Nos investimentos, ninguém duvida, a arrancada da Selic aumenta a atratividade da renda fixa. Mas o novo patamar do juro nominal – com margem real ainda negativa – será suficiente para provocar um retrocesso na migração de investidores para a bolsa ou ativos alternativos?
Entre a Azimut, Neo e Opportunity há consenso de que o processo de democratização dos investimentos, que levou a uma explosão de pessoas físicas na bolsa, não sofrerá retrocesso, mas um freio é esperado. É fato, que o apelo das ações disparou na cadência de queda do juro para níveis inéditos no Brasil. Investidores correram para ações; embarcaram em IPOs; em private equity, de olho no pujante segmento de startups; e avançaram até mesmo às criptomoedas.
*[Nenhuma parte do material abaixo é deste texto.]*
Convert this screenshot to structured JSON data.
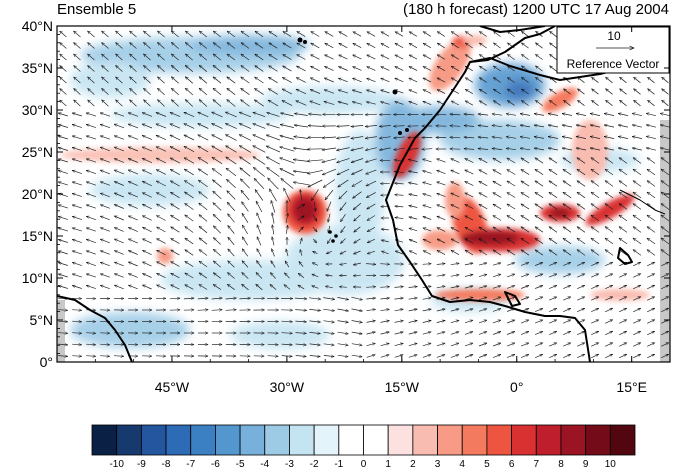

“Na minha visão, a alta do juro vai segurar o processo de expansão na renda variável. Não creio em retrocesso. Mas, sem dúvida, uma redução significativa no ritmo de expansão porque, na margem, a renda fixa se torna bastante competitiva no nível esperado para a taxa de juros”, pondera Marcos Mollica, gestor de Multimercados do Opportunity, para quem a participação da renda variável – entre as demais aplicações no país – ainda é muito pequena para padrões internacionais.
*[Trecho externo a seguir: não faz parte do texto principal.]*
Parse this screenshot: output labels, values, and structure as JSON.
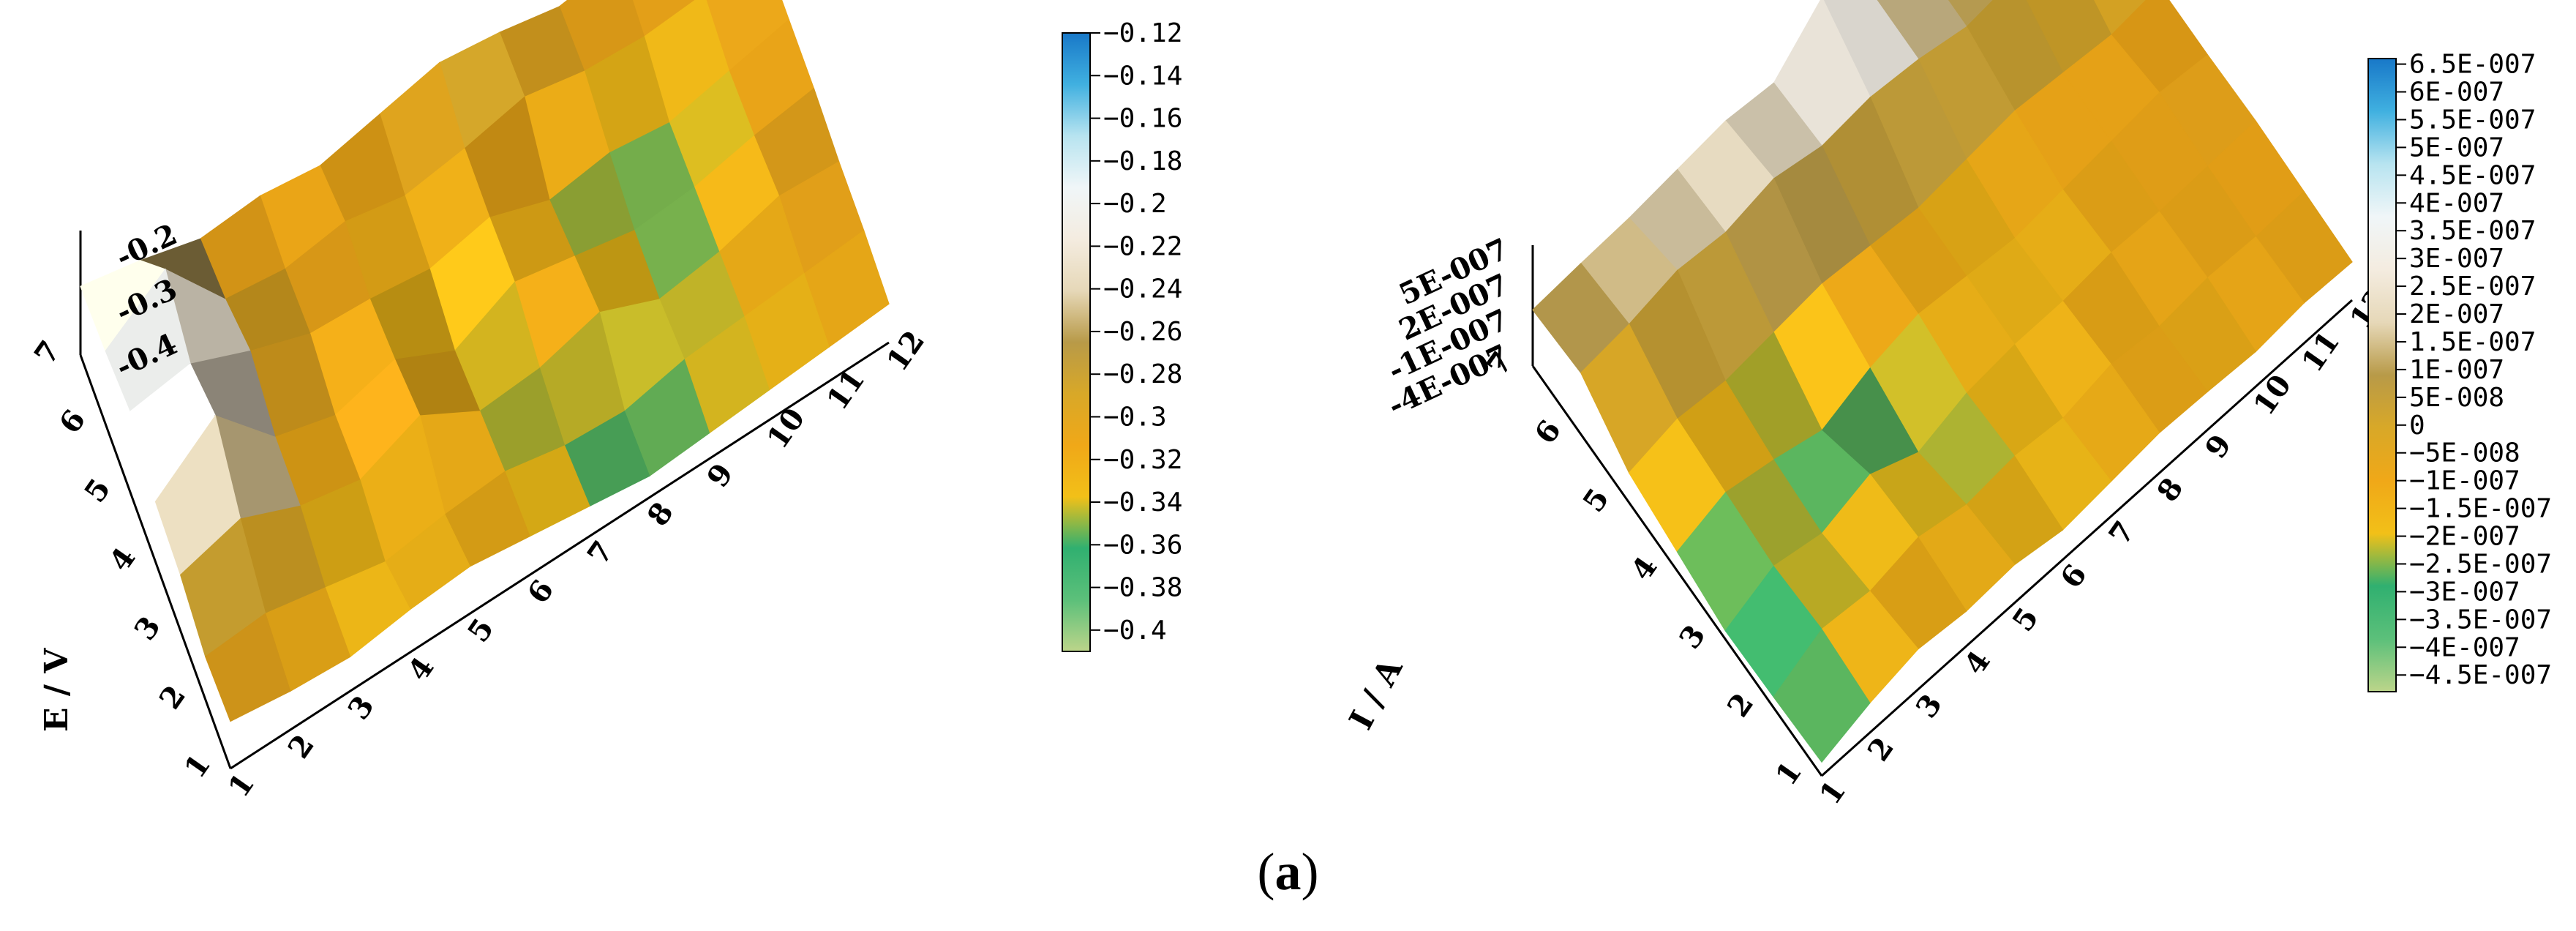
{
  "caption": {
    "open": "(",
    "letter": "a",
    "close": ")"
  },
  "palette": [
    "#bcd58a",
    "#5cc07a",
    "#30b070",
    "#f2c018",
    "#f0a818",
    "#d8a828",
    "#b89a48",
    "#e6d8b8",
    "#f4ece0",
    "#f0f6f8",
    "#b8e4f0",
    "#40b0e0",
    "#1878c8"
  ],
  "chart_data": [
    {
      "type": "surface",
      "name_hint": "left",
      "zlabel": "E / V",
      "x_ticks": [
        "1",
        "2",
        "3",
        "4",
        "5",
        "6",
        "7",
        "8",
        "9",
        "10",
        "11",
        "12"
      ],
      "y_ticks": [
        "1",
        "2",
        "3",
        "4",
        "5",
        "6",
        "7"
      ],
      "z_ticks": [
        "-0.2",
        "-0.3",
        "-0.4"
      ],
      "colorbar": {
        "ticks": [
          "-0.12",
          "-0.14",
          "-0.16",
          "-0.18",
          "-0.2",
          "-0.22",
          "-0.24",
          "-0.26",
          "-0.28",
          "-0.3",
          "-0.32",
          "-0.34",
          "-0.36",
          "-0.38",
          "-0.4"
        ],
        "range": [
          -0.41,
          -0.12
        ]
      },
      "zlim": [
        -0.41,
        -0.12
      ],
      "z_grid": [
        [
          -0.3,
          -0.32,
          -0.33,
          -0.31,
          -0.3,
          -0.32,
          -0.34,
          -0.36,
          -0.35,
          -0.34,
          -0.33,
          -0.32
        ],
        [
          -0.31,
          -0.3,
          -0.33,
          -0.36,
          -0.34,
          -0.33,
          -0.36,
          -0.37,
          -0.34,
          -0.33,
          -0.32,
          -0.31
        ],
        [
          -0.28,
          -0.24,
          -0.3,
          -0.33,
          -0.27,
          -0.35,
          -0.34,
          -0.3,
          -0.36,
          -0.34,
          -0.3,
          -0.31
        ],
        [
          -0.27,
          -0.16,
          -0.3,
          -0.34,
          -0.3,
          -0.37,
          -0.3,
          -0.33,
          -0.36,
          -0.35,
          -0.32,
          -0.3
        ],
        [
          -0.22,
          -0.2,
          -0.26,
          -0.31,
          -0.32,
          -0.34,
          -0.31,
          -0.36,
          -0.34,
          -0.36,
          -0.33,
          -0.3
        ],
        [
          -0.24,
          -0.14,
          -0.3,
          -0.32,
          -0.3,
          -0.33,
          -0.31,
          -0.28,
          -0.31,
          -0.32,
          -0.31,
          -0.3
        ],
        [
          -0.25,
          -0.28,
          -0.32,
          -0.31,
          -0.33,
          -0.3,
          -0.27,
          -0.29,
          -0.32,
          -0.3,
          -0.32,
          -0.33
        ]
      ]
    },
    {
      "type": "surface",
      "name_hint": "right",
      "zlabel": "I / A",
      "x_ticks": [
        "1",
        "2",
        "3",
        "4",
        "5",
        "6",
        "7",
        "8",
        "9",
        "10",
        "11",
        "12"
      ],
      "y_ticks": [
        "1",
        "2",
        "3",
        "4",
        "5",
        "6",
        "7"
      ],
      "z_ticks": [
        "5E-007",
        "2E-007",
        "-1E-007",
        "-4E-007"
      ],
      "colorbar": {
        "ticks": [
          "6.5E-007",
          "6E-007",
          "5.5E-007",
          "5E-007",
          "4.5E-007",
          "4E-007",
          "3.5E-007",
          "3E-007",
          "2.5E-007",
          "2E-007",
          "1.5E-007",
          "1E-007",
          "5E-008",
          "0",
          "-5E-008",
          "-1E-007",
          "-1.5E-007",
          "-2E-007",
          "-2.5E-007",
          "-3E-007",
          "-3.5E-007",
          "-4E-007",
          "-4.5E-007"
        ],
        "range": [
          -4.8e-07,
          6.6e-07
        ]
      },
      "zlim": [
        -4.8e-07,
        6.6e-07
      ],
      "z_grid": [
        [
          -3.5e-07,
          -2e-07,
          -1e-07,
          -1.5e-07,
          -1.2e-07,
          -2e-07,
          -1.5e-07,
          -1e-07,
          -1.2e-07,
          -1.5e-07,
          -1e-07,
          -1.2e-07
        ],
        [
          -3.8e-07,
          -1.5e-07,
          -2e-07,
          -1e-07,
          -2e-07,
          -1.5e-07,
          -2e-07,
          -1e-07,
          -1.5e-07,
          -1e-07,
          -1.2e-07,
          -1e-07
        ],
        [
          -4e-07,
          -2e-07,
          -3e-07,
          -1.5e-07,
          -3.5e-07,
          -2e-07,
          -1.5e-07,
          -1.5e-07,
          -1e-07,
          -1.2e-07,
          -1e-07,
          -8e-08
        ],
        [
          -3e-07,
          -1.5e-07,
          -2.5e-07,
          -3.8e-07,
          -2e-07,
          -1e-07,
          -1.5e-07,
          -2e-07,
          -1.5e-07,
          -1e-07,
          -5e-08,
          -1e-07
        ],
        [
          -2e-07,
          -1e-07,
          -1.5e-07,
          -1e-07,
          -5e-08,
          -1e-07,
          -1.5e-07,
          -1e-07,
          -5e-08,
          -1e-07,
          -1.5e-07,
          -1e-07
        ],
        [
          1e-07,
          1.5e-07,
          2.5e-07,
          2e-07,
          3e-07,
          2e-07,
          2.5e-07,
          2e-07,
          1e-07,
          1.5e-07,
          1e-07,
          5e-08
        ],
        [
          5e-08,
          8e-08,
          1e-07,
          1.5e-07,
          2e-07,
          1.5e-07,
          5.5e-07,
          2e-07,
          1e-07,
          5e-08,
          1e-07,
          -5e-08
        ]
      ]
    }
  ]
}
Mollica, que vê IPCA a 4,50% em 2022 e Selic a 8% em dezembro deste ano, entende que, no Brasil, observamos uma mudança estrutural que não vai se alterar com variações conjunturais na taxa de juros. “No entanto, acho que os juros jogam água fria na euforia. A onda de ofertas públicas iniciais de ações, os IPOs por exemplo, deve esfriar substancialmente nos próximos meses. E, além dos juros, sobre os IPOs pesa o aumento da incerteza com a aproximação das eleições.”
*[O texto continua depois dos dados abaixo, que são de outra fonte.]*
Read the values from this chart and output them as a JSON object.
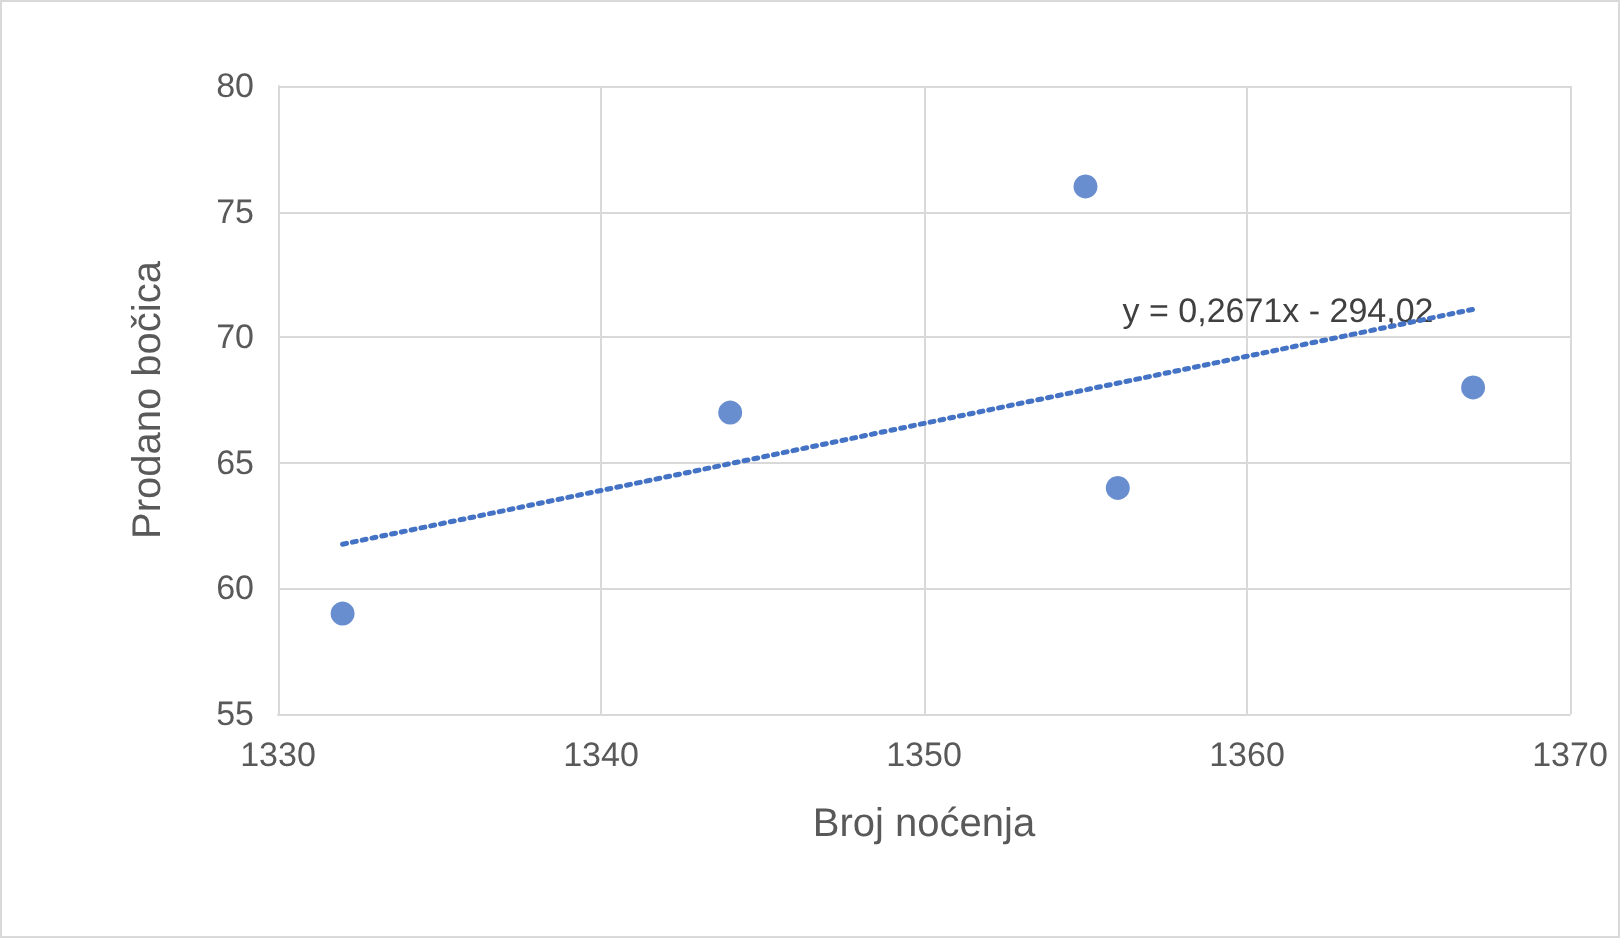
{
  "chart_data": {
    "type": "scatter",
    "xlabel": "Broj noćenja",
    "ylabel": "Prodano bočica",
    "series": [
      {
        "color": "#4472c4",
        "marker": "circle",
        "x": [
          1332,
          1344,
          1355,
          1356,
          1367
        ],
        "values": [
          59,
          67,
          76,
          64,
          68
        ]
      },
      {
        "type": "line",
        "color": "#4472c4",
        "marker": "none",
        "line_style": "dotted",
        "x": [
          1332,
          1367
        ],
        "values": [
          61.76,
          71.11
        ]
      }
    ],
    "annotations": [
      "y = 0,2671x - 294,02"
    ],
    "xlim": [
      1330,
      1370
    ],
    "xticks": [
      1330,
      1340,
      1350,
      1360,
      1370
    ],
    "ylim": [
      55,
      80
    ],
    "yticks": [
      55,
      60,
      65,
      70,
      75,
      80
    ],
    "grid": true
  }
}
Ao EXAME IN, Han Kim, responsável por investimentos, e Carolina Taira, portfolio manager da Azimut Brasil Wealth Management, afirmam que Selic a 8% significa, sim, maior atratividade para ativos de renda fixa pós-fixados e um custo de oportunidade maior na alocação de risco. “Como alocadores precisamos acompanhar os fluxos que deverão naturalmente migrar para renda fixa pós-fixada e lidar com o impacto nos preços decorrentes dessa migração. No entanto, as decisões relacionadas aos percentuais de alocação devem ser baseadas na expectativa de retorno de cada classe de ativos aliada ao perfil de risco do cliente. Historicamente, ativos bem selecionados nas classes de maior risco dão retornos acima do CDI mesmo em cenários de taxa de juros elevadas.”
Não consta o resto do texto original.